1. 34

  2. 10

    I wish this explained what tac was at the start, but it seems it’s https://man7.org/linux/man-pages/man1/tac.1.html (cat of reversed lines).

    1. 7

      Sorry! There’s this at the end of the first paragraph but maybe it’s not as helpful as I hoped it would be?

      For those that aren’t familiar with it, tac is a command-line utility to reverse the contents of a file

      Happy to revise it with any better suggestions. Maybe I should add a full paragraph to explain what tac is and why you might use it - I’ve been told my posts are too long in the past :(

      1. 6

        Perhaps an older/wrong version was published, because that line isn’t on the page.

        I think that sentence would do just fine.

        1. 8

          My apologies! It turns out my nginx caching configuration isn’t correctly purging when a page is updated. It should be good now - thanks for cluing me in to what was going on.

    2. 4

      You may want to specify in which processor you measured this, because I tried this (Skylake) on a 1 GB file with and without the bmi2,lzcnt annotations and there is barely any measurable difference.

      The major performance issue here, rather than lzcnt/bsr which perform pretty much the same, and bzhi which can be emulated at similar cost, seems to be branch misprediction from the matches != 0 comparisons. Unrolling the loop twice, reading one cache line per iteration, and creating a 64-bit mask which you can treat the same way as now, would be an easy way to cut those bad branches in half.

      1. 4

        Without a doubt the biggest improvement came from consuming the input 256-bytes at a time via the AVX2 instructions and not from the BZHI/LZCNT routines. Note that the slowdown wasn’t from the BZHI emulation (it wasn’t emulated) but rather the constant function calls and associated register setup/teardown to the function that actually carried out the BHZI call. I can’t remember the exact numbers I was getting without those two decorations, but hyperfine always reported the native CPU build to be faster than the default x64 build without those decorations. That particular work was tested on a Xeon E3-1545M v5 (so also Skylake).
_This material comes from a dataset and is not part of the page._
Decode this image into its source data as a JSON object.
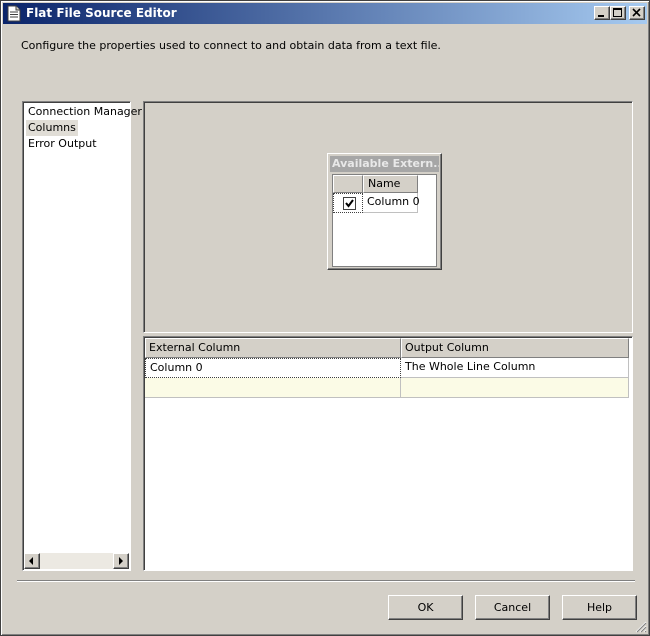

        The core loop currently processes 32 bytes at a time (the AVX2 256-bit word size), or half the likely cache line size. Your suggestion to make it handle 64 bytes per go around via two separate sets of AVX2 operations seems sound. BZHI can operate on a 64-bit input directly, so that could actually be reused directly without needing to manually shuffle the mask bits around. Thanks!
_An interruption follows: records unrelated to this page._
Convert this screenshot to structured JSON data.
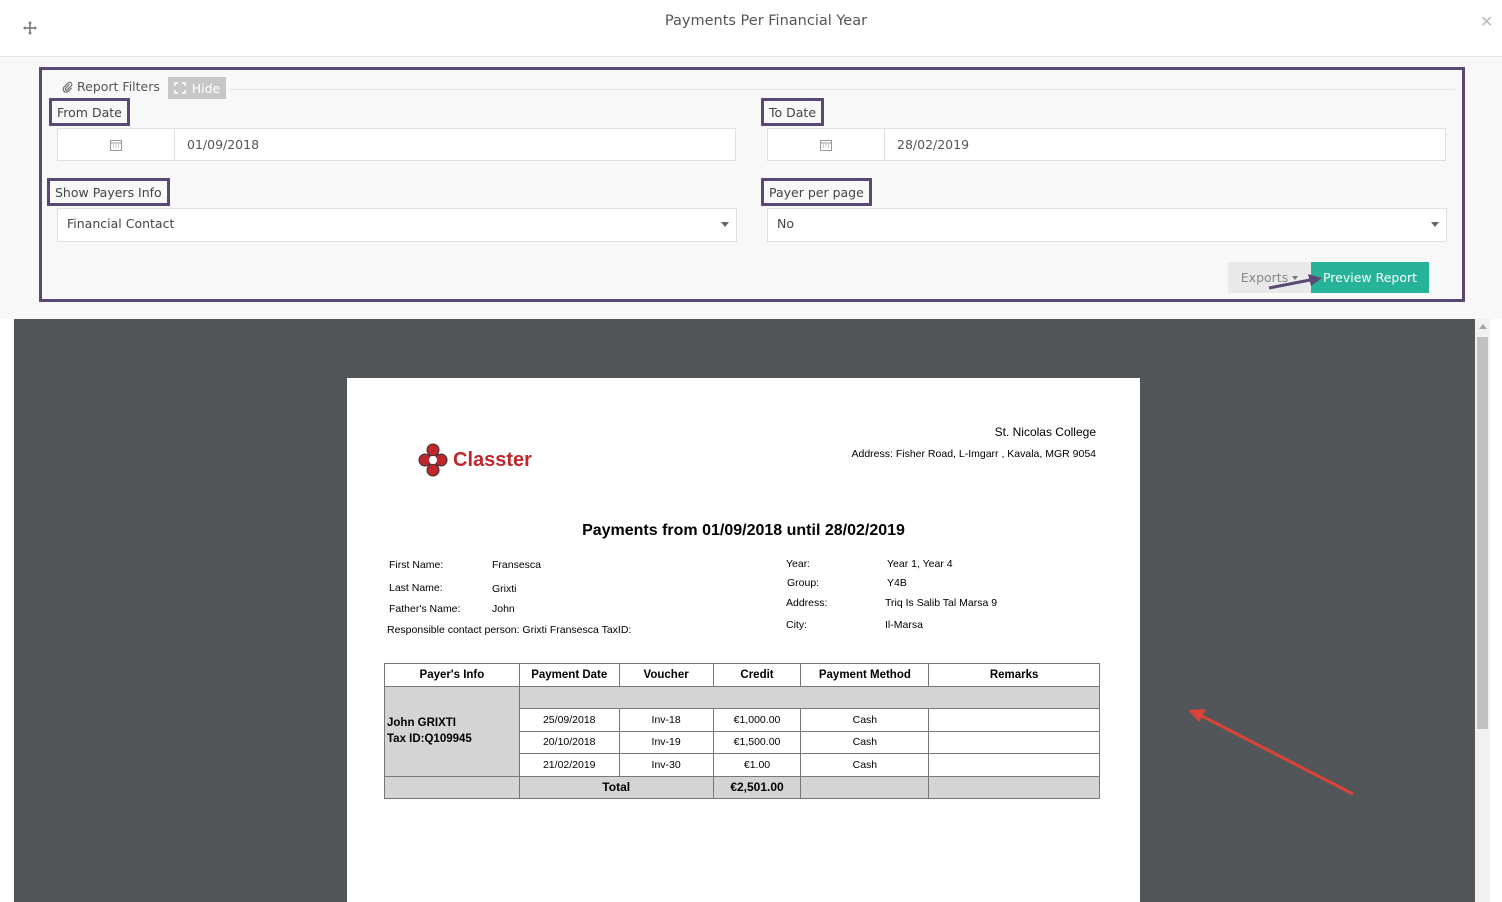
{
  "modal": {
    "title": "Payments Per Financial Year"
  },
  "filters": {
    "section_label": "Report Filters",
    "hide_label": "Hide",
    "from_date": {
      "label": "From Date",
      "value": "01/09/2018"
    },
    "to_date": {
      "label": "To Date",
      "value": "28/02/2019"
    },
    "show_payers_info": {
      "label": "Show Payers Info",
      "value": "Financial Contact"
    },
    "payer_per_page": {
      "label": "Payer per page",
      "value": "No"
    },
    "exports_label": "Exports",
    "preview_label": "Preview Report"
  },
  "report": {
    "logo_text": "Classter",
    "school_name": "St. Nicolas College",
    "school_address": "Address: Fisher Road, L-Imgarr , Kavala, MGR 9054",
    "title": "Payments from 01/09/2018 until 28/02/2019",
    "student": {
      "first_name_label": "First Name:",
      "first_name": "Fransesca",
      "last_name_label": "Last Name:",
      "last_name": "Grixti",
      "father_label": "Father's Name:",
      "father": "John",
      "responsible": "Responsible contact person: Grixti Fransesca TaxID:",
      "year_label": "Year:",
      "year": "Year 1, Year 4",
      "group_label": "Group:",
      "group": "Y4B",
      "address_label": "Address:",
      "address": "Triq Is Salib Tal Marsa 9",
      "city_label": "City:",
      "city": "Il-Marsa"
    },
    "table": {
      "headers": [
        "Payer's Info",
        "Payment Date",
        "Voucher",
        "Credit",
        "Payment Method",
        "Remarks"
      ],
      "payer_name": "John GRIXTI",
      "payer_tax": "Tax ID:Q109945",
      "rows": [
        {
          "date": "25/09/2018",
          "voucher": "Inv-18",
          "credit": "€1,000.00",
          "method": "Cash",
          "remarks": ""
        },
        {
          "date": "20/10/2018",
          "voucher": "Inv-19",
          "credit": "€1,500.00",
          "method": "Cash",
          "remarks": ""
        },
        {
          "date": "21/02/2019",
          "voucher": "Inv-30",
          "credit": "€1.00",
          "method": "Cash",
          "remarks": ""
        }
      ],
      "total_label": "Total",
      "total_value": "€2,501.00"
    }
  },
  "colors": {
    "highlight_border": "#5b4874",
    "preview_button": "#26b39a",
    "annotation_arrow": "#d9443a",
    "logo_red": "#c0272d"
  },
  "icons": [
    "move-icon",
    "close-icon",
    "paperclip-icon",
    "expand-icon",
    "calendar-icon",
    "chevron-down-icon"
  ]
}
        Edit: I took your suggestion and saw around a 14% improvement for long input files with short lines as compared to the unrolled (32-byte inner loop) version. Seems like a solid win! I’ll play around with more unlooping scenarios but I think the impact will depend on line length.

      2. 4

        Nice! I really want to port this to arm64 (neon) now…

        1. 3

          I was hoping no one would bring up the lack of NEON support, lol. You should go for it, it’s a fun challenge!

        2. 3

          Can this tac handle multiple files? I ask, because I still giggle sometimes at the last cat re-implementation I saw, which had the caveat that it only concatenated one file.

          1. 1

            Yup, they’re handled in the same order they’re named. And good question!

          2. -5

            Assuming I know what tac is. Assuming I have a problem of grepping through log files that are huge(!) in reverse order. Assuming the task is time critical. Assuming that the performance is limited by the tool and not IO.
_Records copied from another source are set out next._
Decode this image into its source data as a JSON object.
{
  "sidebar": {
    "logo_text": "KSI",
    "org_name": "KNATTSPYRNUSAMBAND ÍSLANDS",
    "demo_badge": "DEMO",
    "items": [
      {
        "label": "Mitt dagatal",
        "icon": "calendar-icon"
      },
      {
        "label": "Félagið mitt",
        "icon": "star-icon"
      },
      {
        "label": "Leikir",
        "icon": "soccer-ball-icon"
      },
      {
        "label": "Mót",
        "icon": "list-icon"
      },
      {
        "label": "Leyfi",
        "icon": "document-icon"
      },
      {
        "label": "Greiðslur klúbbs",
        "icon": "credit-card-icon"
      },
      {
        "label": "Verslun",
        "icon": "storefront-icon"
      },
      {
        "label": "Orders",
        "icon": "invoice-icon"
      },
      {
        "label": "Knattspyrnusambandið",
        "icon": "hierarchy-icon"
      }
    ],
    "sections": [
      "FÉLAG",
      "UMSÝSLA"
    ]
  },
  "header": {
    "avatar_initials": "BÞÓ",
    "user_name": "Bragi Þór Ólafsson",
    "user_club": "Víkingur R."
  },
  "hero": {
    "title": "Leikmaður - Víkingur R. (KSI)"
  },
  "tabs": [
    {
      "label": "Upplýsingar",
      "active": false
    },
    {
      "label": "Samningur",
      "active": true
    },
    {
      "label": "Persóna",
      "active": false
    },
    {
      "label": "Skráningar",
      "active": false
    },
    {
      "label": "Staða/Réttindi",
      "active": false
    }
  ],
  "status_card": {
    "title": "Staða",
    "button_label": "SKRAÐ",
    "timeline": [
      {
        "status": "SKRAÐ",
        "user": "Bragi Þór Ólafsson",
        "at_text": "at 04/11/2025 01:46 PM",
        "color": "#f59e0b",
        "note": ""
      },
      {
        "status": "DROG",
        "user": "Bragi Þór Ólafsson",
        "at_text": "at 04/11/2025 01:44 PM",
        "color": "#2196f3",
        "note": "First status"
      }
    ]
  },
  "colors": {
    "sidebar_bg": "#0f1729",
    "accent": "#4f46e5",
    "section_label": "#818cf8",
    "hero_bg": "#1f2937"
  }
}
            Finally we arrived where a simd tool would be good. Too bad you lost me 3 assumptions sooner.

            1. 10

              It’s okay to simply not comment if an article isn’t relevant to you. The author made this tool for themselves, evidently satisfying all 3 of these assumptions, and was kind enough to share it. Moreover, even someone without a need for any version of tac would still find this article useful if they wanted runtime SIMD detection in Rust.

              1. 5

                This is rude and dismissive. Please do not post comments like this in future.